In this study, the spatial distribution, geochemistry, and potential sources of various elements during SWM and NWM were investigated for the Sibuti River estuary and the following implications were derived:

  • δD and δ18O values revealed that precipitation over northern Sarawak was the main source of precipitation. Though Raindrop evaporation was evident during SWM, whereas intense evaporation was noticed in NEM samples. Evaporative effluents from recycled terrestrial moisture and their re-evaporation were found to be the controlling sources for the moisture.

  • Seawater dominance is consistent in the estuary irrespective of the monsoons, where Na-Cl water type is dominant during low flow, whereas mixed type Ca–Mg–Cl coupled with reverse ion exchange dominated the estuary during high flow. Similarly, tidal resistance generated by the SCS works as a key component for the dissolution of minerals where low flow is associated with increased degassing of CO2 due to higher residence time of water causing higher dissolution of halite and carbonates, whereas high flow with high discharge of river has a control over sulfate dissolution. The prevailing dominance of tidal water and existing hydrodynamic gradient makes the estuary more absorptive in nature by resuspension and deposition of bed load sediments as suspended solids under ideal pH conditions (4–7).

  • Statistical evaluation reconfirmed the dominating tidal influence in the estuary that plays a major role in regulating the major ions (Cl, Mg2+, Ca2+, Na+, K+, HCO3, and SO42−) irrespective of the seasons. The nitrogen cycle is evident in the estuary, where nitrification, denitrification, and ammonification are major processes during both seasons in the lower and intermediate zones of the estuary. In addition, the oxidation of organic matter was dominant in the turbidity maximum zone (TMZ) due to anaerobic conditions prevailing near the river mouth giving rise to organic-induced negatively charged Mn-oxyhydroxide collides, control the absorption in the lower reaches during both seasons facilitating Cd and Zn concentrations in suspended solids. The absorption in the intermediate zone and upper reaches are controlled by Al-oxyhydroxides and Fe-oxyhydroxides, and their settlement in the lower reaches due to increased seawater influence makes them dominant in the sediments and thus serve as major carriers of metals such as Co, Cr, Ba, Se, Cu, and Pb.
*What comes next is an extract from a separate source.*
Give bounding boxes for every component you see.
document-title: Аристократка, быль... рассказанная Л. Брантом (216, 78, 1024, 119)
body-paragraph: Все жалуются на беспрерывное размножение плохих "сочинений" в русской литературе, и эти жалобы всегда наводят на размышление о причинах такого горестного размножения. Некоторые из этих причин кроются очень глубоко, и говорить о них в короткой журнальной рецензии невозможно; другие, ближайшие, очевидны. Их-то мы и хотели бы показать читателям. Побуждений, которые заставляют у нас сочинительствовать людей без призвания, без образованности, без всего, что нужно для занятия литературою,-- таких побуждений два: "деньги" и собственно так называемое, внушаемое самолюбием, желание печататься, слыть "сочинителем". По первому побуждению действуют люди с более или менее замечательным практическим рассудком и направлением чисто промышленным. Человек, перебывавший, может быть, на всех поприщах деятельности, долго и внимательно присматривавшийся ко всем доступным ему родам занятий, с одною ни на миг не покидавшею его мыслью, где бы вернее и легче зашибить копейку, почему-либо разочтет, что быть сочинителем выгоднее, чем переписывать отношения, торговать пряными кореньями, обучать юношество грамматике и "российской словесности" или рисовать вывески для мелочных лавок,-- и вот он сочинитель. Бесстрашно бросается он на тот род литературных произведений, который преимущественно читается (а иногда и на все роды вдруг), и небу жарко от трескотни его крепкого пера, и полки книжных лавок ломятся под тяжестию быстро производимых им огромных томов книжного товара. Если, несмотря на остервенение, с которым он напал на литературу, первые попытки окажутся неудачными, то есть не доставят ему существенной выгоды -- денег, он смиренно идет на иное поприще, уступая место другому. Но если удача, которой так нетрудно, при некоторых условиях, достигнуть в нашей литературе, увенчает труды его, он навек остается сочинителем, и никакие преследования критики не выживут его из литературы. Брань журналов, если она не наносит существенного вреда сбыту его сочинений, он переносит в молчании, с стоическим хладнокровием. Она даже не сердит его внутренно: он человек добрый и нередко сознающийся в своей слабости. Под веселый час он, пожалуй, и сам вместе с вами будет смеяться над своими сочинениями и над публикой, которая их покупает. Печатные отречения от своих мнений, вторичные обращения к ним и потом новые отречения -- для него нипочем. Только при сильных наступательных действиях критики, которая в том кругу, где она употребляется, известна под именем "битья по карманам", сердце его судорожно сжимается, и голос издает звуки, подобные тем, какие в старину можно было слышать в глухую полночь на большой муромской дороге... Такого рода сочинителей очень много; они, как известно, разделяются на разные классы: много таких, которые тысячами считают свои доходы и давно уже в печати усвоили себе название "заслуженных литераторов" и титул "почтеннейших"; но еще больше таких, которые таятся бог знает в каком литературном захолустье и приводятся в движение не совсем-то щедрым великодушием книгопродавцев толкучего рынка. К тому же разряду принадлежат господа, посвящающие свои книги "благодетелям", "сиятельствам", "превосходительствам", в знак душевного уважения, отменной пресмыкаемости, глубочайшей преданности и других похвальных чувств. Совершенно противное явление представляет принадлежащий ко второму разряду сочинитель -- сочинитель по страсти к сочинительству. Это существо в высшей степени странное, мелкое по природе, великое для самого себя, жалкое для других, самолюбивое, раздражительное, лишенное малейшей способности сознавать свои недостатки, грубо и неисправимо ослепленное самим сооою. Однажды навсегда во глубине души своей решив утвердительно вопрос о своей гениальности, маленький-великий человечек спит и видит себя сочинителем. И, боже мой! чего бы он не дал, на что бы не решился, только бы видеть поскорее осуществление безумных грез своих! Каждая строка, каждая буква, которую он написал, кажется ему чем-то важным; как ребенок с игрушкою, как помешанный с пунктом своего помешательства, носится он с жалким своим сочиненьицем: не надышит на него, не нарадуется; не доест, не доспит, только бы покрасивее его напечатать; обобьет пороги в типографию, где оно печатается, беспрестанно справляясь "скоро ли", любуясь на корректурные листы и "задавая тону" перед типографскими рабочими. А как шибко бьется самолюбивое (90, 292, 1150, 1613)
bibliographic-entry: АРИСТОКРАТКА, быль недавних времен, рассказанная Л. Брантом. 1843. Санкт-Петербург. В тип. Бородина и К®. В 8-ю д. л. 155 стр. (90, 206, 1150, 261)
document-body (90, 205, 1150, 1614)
  • Nutrients such as NO3, NH3, NH4+, and PO43− were originated from agricultural activities in the river basin whereas wastewater effluents from Bekenu were found to be the major contributor of NH3. The trace metals mainly originated from geogenic sources, especially from shale and pyrite concretion of the Sibuti Formation and siliciclastic sediments of the Sibuti and Lambir formations. The study also infers that oxidation and high deforestation coupled with a high degree of chemical weathering due to higher rainfall might be the major contributor for the higher concentrations of trace metals in the river and estuary.